Ратников слышал, как в его горле бурлит жаркая струя ненависти, как набухает сердце, словно огромный, разрывающий грудь булыжник. Он ненавидел близкое лицо, напоминающее стальную отливку из жестоких плоскостей и граней.
— Уж не ты ли, мой вероломный друг, метишь на мое место? Собираешься стать Генеральным директором?
— Может, и я, — холодно ответил Шершнев.
— Презираю! — Ратников вскочил, скомкал салфетку и швырнул в лицо Шершнева. Опрометью выбежал из ресторанного зала, рассекая воздух.

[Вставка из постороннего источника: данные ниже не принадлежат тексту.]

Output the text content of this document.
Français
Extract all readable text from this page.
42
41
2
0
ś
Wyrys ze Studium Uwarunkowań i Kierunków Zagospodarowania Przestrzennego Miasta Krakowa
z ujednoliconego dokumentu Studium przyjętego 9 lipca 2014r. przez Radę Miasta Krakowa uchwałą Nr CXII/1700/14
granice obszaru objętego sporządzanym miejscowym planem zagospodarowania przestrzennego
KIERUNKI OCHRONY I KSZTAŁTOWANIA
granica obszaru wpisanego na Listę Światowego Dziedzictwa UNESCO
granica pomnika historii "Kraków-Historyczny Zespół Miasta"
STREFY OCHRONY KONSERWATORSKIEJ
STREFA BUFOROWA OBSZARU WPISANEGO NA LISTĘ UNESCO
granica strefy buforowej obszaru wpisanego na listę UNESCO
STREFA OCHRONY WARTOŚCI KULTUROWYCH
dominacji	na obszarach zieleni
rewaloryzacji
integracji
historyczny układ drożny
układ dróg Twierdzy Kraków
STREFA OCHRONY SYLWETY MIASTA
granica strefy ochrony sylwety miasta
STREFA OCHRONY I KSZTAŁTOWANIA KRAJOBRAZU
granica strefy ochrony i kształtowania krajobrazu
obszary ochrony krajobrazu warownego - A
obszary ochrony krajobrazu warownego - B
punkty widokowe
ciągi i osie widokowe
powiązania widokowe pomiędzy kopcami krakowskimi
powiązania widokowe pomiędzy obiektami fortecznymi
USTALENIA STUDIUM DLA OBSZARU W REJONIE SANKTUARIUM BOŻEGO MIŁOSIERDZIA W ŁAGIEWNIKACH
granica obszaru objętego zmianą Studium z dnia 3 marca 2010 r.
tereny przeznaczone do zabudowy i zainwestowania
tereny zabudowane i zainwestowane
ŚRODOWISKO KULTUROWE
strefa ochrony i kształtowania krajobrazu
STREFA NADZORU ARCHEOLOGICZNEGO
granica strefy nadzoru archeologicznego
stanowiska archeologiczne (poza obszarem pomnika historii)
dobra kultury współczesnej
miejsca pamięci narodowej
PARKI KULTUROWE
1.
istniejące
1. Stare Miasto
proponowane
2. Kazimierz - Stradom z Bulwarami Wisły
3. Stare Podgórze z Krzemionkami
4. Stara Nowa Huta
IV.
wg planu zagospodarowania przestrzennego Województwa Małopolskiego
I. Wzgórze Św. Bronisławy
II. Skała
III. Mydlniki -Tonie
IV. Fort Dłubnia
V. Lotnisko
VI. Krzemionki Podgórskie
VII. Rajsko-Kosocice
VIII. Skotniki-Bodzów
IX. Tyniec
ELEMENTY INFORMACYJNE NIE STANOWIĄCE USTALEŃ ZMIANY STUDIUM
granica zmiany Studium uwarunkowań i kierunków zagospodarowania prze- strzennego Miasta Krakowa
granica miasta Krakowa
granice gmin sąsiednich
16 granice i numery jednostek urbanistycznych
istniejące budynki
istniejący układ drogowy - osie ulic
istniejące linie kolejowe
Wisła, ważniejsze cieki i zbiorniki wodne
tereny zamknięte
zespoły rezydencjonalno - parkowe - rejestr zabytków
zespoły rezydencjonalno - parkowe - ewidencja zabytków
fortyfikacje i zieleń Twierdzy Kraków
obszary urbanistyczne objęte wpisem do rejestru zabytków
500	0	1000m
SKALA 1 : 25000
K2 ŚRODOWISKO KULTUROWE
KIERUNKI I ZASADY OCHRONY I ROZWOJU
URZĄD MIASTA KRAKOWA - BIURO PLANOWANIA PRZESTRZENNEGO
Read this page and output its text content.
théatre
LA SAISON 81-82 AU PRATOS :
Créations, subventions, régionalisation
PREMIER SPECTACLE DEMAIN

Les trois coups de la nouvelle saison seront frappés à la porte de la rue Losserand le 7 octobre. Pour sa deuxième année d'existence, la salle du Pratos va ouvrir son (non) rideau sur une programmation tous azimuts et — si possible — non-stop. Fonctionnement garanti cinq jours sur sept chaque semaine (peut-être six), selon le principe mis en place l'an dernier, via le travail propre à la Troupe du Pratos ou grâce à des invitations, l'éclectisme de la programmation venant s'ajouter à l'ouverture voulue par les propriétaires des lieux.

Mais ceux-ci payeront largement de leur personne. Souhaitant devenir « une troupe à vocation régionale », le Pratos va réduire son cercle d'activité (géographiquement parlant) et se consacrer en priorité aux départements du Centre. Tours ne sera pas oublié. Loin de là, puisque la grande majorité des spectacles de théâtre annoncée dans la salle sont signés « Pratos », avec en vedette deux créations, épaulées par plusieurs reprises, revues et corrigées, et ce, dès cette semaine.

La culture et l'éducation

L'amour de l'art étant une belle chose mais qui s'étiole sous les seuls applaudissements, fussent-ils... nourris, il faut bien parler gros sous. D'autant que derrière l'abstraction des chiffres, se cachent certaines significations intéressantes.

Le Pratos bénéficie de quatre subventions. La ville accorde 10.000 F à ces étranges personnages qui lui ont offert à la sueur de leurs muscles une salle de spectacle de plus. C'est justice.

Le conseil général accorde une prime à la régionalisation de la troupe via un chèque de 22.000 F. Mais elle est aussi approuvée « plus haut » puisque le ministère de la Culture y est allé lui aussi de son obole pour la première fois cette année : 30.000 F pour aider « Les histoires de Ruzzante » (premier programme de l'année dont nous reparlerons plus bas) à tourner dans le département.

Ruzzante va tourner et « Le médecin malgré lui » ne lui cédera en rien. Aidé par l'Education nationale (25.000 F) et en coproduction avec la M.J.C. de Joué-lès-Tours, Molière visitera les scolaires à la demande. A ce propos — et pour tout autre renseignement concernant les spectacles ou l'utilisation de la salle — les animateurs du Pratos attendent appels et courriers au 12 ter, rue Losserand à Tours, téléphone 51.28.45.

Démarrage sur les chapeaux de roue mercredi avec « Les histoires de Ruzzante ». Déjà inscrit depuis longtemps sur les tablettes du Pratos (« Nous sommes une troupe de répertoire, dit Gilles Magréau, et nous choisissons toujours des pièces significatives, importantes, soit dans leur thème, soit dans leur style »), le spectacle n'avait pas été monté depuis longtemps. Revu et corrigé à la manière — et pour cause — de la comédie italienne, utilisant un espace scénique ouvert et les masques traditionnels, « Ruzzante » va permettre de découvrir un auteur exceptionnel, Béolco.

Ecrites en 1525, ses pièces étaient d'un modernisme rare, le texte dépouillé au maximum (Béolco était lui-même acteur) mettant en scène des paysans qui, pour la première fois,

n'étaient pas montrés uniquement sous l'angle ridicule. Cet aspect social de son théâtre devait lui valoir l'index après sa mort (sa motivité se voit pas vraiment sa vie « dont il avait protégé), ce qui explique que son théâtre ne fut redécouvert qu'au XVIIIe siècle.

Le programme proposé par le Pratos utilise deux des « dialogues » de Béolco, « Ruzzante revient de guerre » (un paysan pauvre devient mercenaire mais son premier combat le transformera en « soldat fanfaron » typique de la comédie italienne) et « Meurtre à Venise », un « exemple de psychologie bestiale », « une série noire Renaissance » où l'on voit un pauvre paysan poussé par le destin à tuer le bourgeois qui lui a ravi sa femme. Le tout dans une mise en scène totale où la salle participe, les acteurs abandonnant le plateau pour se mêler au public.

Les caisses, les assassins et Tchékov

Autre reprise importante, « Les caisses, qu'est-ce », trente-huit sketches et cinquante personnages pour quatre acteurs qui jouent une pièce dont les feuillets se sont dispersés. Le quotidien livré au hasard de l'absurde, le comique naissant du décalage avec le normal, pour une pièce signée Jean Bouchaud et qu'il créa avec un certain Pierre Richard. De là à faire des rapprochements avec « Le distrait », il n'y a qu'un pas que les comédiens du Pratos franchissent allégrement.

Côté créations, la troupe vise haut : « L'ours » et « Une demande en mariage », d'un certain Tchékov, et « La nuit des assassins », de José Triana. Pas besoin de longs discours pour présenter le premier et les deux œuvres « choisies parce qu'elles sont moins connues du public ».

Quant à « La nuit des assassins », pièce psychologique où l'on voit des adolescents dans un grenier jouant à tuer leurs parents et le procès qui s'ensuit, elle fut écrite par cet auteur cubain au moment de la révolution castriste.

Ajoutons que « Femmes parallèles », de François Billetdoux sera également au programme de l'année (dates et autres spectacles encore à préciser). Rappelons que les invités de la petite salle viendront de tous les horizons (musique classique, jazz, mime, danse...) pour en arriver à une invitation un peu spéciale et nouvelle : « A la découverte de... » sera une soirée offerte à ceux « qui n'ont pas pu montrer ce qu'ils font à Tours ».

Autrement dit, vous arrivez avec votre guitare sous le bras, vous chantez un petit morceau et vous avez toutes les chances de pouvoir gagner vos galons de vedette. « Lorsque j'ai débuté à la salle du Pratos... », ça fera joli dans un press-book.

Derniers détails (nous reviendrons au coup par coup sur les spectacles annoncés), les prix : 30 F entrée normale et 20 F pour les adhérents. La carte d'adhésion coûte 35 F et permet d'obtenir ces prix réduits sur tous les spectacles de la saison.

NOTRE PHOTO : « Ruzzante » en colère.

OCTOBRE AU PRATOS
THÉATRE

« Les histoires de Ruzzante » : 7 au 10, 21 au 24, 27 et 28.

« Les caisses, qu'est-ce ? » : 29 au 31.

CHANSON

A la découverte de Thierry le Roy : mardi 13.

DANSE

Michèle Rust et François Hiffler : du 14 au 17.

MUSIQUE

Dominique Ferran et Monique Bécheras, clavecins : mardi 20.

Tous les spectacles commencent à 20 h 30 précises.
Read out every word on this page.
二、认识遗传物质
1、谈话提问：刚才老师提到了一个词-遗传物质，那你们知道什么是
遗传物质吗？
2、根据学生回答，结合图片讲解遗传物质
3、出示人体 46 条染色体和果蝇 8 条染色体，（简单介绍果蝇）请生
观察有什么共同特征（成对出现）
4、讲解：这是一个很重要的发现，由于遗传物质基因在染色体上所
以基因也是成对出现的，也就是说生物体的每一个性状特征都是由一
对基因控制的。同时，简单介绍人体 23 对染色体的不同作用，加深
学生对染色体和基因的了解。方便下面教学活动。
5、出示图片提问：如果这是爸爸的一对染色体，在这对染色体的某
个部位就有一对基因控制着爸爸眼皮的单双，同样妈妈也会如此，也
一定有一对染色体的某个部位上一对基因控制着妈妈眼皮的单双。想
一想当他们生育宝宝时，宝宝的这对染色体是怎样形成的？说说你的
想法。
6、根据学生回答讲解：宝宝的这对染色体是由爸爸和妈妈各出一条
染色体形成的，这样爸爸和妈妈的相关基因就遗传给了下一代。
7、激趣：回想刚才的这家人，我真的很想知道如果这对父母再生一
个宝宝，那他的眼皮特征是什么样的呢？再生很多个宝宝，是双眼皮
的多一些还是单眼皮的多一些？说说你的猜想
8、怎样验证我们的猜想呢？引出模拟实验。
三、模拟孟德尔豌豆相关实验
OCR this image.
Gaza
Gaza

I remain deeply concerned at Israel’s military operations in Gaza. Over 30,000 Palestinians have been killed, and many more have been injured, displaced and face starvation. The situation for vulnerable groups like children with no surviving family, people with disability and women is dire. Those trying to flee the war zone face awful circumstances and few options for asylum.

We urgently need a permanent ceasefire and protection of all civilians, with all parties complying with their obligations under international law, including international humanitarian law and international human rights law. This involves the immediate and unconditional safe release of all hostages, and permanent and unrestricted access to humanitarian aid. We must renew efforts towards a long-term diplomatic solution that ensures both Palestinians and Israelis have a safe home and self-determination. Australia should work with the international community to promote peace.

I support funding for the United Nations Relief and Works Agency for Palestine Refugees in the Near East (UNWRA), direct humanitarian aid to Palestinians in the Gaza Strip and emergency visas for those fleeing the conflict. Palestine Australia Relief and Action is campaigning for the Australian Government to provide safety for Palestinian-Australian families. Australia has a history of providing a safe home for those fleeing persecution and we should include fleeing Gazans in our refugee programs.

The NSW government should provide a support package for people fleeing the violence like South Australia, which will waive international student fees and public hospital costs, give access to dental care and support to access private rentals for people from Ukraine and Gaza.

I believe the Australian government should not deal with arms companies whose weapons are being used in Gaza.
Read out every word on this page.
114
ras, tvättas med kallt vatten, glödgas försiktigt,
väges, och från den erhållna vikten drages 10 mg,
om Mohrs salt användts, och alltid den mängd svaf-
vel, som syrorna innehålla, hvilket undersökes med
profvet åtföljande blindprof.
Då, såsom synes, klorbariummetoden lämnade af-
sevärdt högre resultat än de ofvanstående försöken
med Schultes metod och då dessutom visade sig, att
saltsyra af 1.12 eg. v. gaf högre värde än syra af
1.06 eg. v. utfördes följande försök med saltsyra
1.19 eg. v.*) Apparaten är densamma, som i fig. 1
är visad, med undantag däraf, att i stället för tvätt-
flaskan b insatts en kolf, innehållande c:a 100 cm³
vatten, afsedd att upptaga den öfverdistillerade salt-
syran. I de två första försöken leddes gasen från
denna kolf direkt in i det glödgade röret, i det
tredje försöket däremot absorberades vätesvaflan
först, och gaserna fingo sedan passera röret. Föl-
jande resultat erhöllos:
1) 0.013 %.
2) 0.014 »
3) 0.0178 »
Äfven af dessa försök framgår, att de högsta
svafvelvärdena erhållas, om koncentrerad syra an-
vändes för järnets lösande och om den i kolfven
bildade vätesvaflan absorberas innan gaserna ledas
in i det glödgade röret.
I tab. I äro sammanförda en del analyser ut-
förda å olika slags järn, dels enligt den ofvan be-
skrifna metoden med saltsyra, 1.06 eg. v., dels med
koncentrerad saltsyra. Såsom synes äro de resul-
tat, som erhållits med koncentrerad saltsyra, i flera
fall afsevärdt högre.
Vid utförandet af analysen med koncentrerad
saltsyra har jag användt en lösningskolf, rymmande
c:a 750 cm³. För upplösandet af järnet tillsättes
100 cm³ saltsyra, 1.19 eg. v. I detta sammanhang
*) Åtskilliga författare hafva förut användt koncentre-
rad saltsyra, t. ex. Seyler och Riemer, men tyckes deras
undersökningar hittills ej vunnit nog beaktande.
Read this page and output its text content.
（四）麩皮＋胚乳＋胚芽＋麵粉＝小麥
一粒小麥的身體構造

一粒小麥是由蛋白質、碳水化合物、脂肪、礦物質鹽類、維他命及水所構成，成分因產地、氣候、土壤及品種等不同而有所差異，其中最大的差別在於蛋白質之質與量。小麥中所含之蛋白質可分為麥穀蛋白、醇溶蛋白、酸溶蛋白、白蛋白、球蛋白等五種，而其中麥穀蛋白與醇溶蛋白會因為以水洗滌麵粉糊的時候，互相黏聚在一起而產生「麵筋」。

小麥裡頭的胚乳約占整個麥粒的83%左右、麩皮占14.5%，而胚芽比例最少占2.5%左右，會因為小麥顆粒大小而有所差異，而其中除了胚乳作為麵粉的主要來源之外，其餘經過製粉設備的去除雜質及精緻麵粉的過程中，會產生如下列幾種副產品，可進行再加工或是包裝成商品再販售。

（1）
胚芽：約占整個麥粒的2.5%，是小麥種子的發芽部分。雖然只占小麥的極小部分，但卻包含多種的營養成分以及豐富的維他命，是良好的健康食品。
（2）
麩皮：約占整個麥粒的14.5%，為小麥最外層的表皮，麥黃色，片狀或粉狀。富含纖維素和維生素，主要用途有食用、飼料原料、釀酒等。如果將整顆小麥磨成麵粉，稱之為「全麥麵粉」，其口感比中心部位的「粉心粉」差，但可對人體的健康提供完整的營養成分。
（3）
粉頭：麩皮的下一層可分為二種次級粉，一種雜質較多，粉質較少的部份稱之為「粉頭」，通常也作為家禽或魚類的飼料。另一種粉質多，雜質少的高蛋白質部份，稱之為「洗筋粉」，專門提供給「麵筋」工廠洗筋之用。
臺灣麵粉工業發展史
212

Всю эту сцену наблюдал Мальтус из-за ширмы, с удаленного расстояния. Он поместился за укромный столик, куда была выведена радио — система, позволявшая слышать разговор Ратникова и Шершнева. В лампу с цветным абажуром был вмонтирован микрофон, и Мальтус с наслаждением внимал, поднося к губам бокал сухого вина в моменты, когда разговор круто менял направление. На его изломах он делал глоток вина, и в его узко посаженных глазах загорались рубиновые огоньки. Он видел, как Шершнев, после бегства Ратникова, поднял с пола брошенную салфетку и, расправив, положил на стол. Наполнил рюмку, медленно, аппетитно выпил. Насадил на вилку ломоть красной рыбы и невозмутимо жевал. Отер губы салфеткой и сидел, странно улыбаясь, словно все случившееся, было им предугадано, и он был удовлетворен встречей с давнишним другом. В этот момент Мальтус счел своевременным подойти и раскланяться.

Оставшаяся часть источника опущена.